Lynch, contrary to the well-worn practice of Democrats never indicting Democrats, proceeds to indict Hillary. Obama is indignant, makes vague threats, provoking Republicans to rally around Lynch, as the brave Democrat who defied her party to kill the Wicked Witch.

Obama’s hands are tied! He can’t pull a Saturday Night Massacre. But he grudgingly says he will make the best of it. He withdraws his white-guy fake-nominee to the Supreme Court and replaces him with Lynch. Republicans, overjoyed at Hillary’s indictment, confirm Lynch to the high court (where she proceeds to vote in lockstep with Ruth Bader Ginsburg).

The Democrats’ presidential race is in shambles. They can’t run a crazy old Marxist for president. Obama steps forward and gives his blessing to a Joe Biden-Elizabeth Warren ticket. Biden, having mounted one presidential bid plagiarizing Neil Kinnock, will mount a second one plagiarizing Obama.

The super delegates are overjoyed!

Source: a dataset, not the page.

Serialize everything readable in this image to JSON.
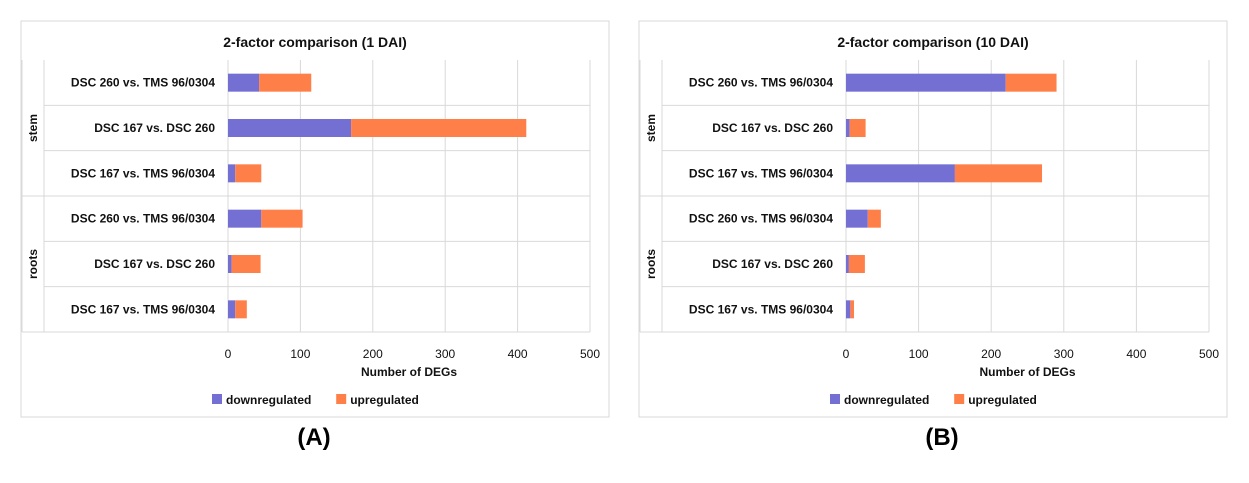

Biden is the nominee and Loretta Lynch is headed to the Supreme Court.

Once this switcheroo is done, the Clintons would retreat to Chappaqua, in a white-hot rage, finally consoling themselves with raking in money from speeches at half a million dollars a pop. They’ll be in for a big surprise. The going rate for guy whose wife is about to be president is much higher than for an aging rapist whose wife is facing criminal charges. Ask any speakers bureau.

Naturally, this would never happen. American politics is so stolidly predictable. This year, especially, is not one where crazy things keep happening.

It’s madness to think that a man of Obama’s characteristic integrity would act with such duplicity.

He was absolutely straight with us about the program to transfer guns to Mexican drug cartels, known as “Fast and Furious.”

His IRS was never caught engaging in political witch hunts.

As we know from foreign policy aide Ben Rhodes, the administration was stunningly transparent on the Iran deal.

Most famously, Obama kept every single promise on health care he ever made.

So, Hillary supporters: Relax! If you like your nominee, you can keep your nominee.